Tonight after work I decided to go see Chicken Little at The The The El Capitan Theater in Hollywood. I’ve been wanting to see the theater for a while now, and I had to do something to make up for not going to Disneyland this trip, and it was showing in Disney Digital 3D! I’m not familiar with the details, but apparently the theater is all historical and shit. It’s not as big as Grauman’s main theater, but they make up for it by making a big production out of everything.

When we went in they gave us all the Chicken Little 3D glasses to keep as a souvenir — and because you don’t want to be wearing the same glasses that some freakshow off Hollywood Boulevard came in and wore before you. As we went into the theater the guy was already playing on his swinging organ on stage. That was really cool — he did a whole Disney medley and they had it somehow hooked up in stereo so it was like being surrounded by organ. Yes I used the same dumb double entendre twice in a row. Then the theater manager came out and welcomed everyone and announced upcoming shows. And then we saw trailers of some movie about snow dogs that get lost in the Arctic, and The Lion, The Witch, and the Wardrobe.

So far it sounds like great old-time movie house experience. Well, that was before the cute young singer in a short skirt ran out on stage and started dancing to one of the songs from Chicken Little and she brought out two people dressed as Chicken Little and the Ugly Duckling to dance on stage with her. And then she asked everybody in the audience to stand up and dance with her. Sure, it’s a G-rated kids movie. But it was at 10pm on a Thursday night, too. I didn’t go out to dance, and I didn’t go out to feel curmudgeonly, either, dammit. Luckily, nobody else stood up either. At the end of three minutes of dancing they launched the confetti cannons and started the movie.
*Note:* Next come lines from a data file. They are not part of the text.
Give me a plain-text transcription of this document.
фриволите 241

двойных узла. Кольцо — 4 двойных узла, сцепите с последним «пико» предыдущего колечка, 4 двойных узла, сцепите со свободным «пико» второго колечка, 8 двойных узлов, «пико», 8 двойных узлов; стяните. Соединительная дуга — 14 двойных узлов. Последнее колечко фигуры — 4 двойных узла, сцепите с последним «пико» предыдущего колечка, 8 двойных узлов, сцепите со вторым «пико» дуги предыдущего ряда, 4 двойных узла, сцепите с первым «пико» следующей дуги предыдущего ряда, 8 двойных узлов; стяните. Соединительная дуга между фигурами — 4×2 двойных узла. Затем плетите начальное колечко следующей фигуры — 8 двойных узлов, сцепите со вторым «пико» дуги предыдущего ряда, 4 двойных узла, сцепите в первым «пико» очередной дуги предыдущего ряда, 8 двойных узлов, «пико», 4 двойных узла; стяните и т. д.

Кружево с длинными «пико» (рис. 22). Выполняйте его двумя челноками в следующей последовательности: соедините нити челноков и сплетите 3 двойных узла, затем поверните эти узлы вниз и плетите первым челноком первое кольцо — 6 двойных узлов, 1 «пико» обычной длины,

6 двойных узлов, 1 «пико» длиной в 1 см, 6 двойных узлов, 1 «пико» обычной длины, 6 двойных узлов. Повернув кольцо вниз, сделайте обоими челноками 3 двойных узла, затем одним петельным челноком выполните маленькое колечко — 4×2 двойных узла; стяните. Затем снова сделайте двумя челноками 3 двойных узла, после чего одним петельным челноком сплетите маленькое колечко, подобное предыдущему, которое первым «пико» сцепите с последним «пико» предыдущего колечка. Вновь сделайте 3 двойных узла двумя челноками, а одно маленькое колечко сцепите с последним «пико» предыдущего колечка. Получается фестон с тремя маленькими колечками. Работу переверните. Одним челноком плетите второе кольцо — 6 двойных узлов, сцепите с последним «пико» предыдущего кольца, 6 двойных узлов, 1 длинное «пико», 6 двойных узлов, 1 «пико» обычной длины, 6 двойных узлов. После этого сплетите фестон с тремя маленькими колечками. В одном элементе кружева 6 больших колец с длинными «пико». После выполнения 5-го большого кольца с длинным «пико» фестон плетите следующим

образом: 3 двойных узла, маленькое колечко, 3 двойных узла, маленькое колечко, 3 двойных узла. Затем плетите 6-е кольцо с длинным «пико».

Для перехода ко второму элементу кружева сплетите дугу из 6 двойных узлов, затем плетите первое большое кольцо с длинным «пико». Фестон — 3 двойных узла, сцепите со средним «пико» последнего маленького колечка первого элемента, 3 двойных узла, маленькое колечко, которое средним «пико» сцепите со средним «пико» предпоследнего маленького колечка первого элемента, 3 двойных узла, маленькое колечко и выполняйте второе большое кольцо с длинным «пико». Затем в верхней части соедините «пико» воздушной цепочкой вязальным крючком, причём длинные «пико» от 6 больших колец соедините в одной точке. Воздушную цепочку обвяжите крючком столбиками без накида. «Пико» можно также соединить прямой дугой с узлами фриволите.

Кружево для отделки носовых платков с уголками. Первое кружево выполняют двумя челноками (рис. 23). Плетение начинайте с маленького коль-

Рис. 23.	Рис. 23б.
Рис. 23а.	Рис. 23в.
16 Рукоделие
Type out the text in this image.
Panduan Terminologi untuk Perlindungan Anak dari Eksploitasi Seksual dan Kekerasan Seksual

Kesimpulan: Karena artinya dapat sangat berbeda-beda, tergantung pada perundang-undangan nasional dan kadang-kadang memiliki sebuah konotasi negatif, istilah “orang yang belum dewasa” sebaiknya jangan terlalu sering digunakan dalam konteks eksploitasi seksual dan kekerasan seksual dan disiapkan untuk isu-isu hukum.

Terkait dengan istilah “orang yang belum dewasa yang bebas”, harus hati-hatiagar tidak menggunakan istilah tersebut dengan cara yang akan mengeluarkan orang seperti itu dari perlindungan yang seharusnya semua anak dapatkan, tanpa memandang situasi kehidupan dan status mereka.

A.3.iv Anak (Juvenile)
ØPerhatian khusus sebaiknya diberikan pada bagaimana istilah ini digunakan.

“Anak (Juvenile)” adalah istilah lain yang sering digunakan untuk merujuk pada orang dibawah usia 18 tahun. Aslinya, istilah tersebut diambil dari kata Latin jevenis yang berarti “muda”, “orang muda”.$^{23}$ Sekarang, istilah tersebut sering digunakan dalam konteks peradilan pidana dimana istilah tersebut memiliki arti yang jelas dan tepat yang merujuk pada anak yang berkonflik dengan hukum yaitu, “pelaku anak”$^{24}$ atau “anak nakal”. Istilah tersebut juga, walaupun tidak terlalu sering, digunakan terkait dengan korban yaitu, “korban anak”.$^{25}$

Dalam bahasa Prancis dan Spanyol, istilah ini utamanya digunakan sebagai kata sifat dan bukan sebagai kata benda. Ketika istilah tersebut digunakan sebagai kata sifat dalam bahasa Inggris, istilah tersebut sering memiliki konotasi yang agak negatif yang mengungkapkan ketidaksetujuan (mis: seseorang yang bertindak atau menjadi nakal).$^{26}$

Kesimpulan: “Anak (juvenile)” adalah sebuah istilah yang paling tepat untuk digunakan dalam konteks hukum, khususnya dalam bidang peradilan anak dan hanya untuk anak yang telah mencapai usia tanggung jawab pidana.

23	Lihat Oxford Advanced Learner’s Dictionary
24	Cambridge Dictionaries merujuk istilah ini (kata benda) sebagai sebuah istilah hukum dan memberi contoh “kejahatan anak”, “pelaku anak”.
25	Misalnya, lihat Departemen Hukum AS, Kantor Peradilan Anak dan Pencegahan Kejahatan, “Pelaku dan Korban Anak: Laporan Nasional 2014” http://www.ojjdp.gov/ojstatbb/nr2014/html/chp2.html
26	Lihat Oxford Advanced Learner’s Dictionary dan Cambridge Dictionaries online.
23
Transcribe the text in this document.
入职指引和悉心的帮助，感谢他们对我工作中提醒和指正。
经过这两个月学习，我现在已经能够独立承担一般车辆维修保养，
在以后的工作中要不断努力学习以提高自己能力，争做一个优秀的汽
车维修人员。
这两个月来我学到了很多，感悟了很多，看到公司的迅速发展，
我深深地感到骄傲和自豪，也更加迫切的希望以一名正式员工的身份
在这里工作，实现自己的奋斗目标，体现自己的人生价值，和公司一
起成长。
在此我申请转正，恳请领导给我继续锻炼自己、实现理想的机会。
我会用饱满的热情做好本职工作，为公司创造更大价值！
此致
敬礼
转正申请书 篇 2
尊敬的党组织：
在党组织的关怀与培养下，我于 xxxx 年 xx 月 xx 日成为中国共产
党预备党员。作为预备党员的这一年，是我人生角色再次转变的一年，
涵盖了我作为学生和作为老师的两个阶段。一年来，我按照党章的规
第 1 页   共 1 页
And the problem is that that whole attitude of forced commercial whimsy carries on through the whole movie. The movie’s technically very well done, and the 3D is neat without being overdone. But it’s all just kind of flaccid and weird and formulaic and forced. It’s not even Dreamworks bad, like a mean-spirited Shrek movie that’s desperate to show how hip it is. This wasn’t cringingly unfunny; in fact it was pretty clever in some places. But there was no spark to it. Not just because of a lack of imagination; it feels like the imagination was actively supressed to make room for the songs and the commercial tie-ins.

I’m still trying to figure out exactly what it was, because the movie doesn’t have the usual Disney formula but still feels completely formulaic. I had somewhat high hopes, too. Not because I’m rooting for Disney in the whole Disney vs. Pixar thing, but because I’d like to see more good CGI movies coming out. Pixar can only release a movie every so often, after all, and I can’t say I’ve got high hopes for Cars. I’d even be rooting for a Dreamworks movie to be good if they ever announced one with any potential.

My point, I guess, is that I’ve been a Disney fan for so long that I tend to automatically filter out the stuff that people complain about the company. It’s vaguely unsettling to see it all laid bare.

(I won’t mention the bit about how I don’t know my way around Burbank and Glendale like I thought I did so I ended up driving all over the place for an hour and missed the 7:30 show and had to wait two hours for the 9:45 one so I missed a whole night of writing and I’m feeling all guilty about it).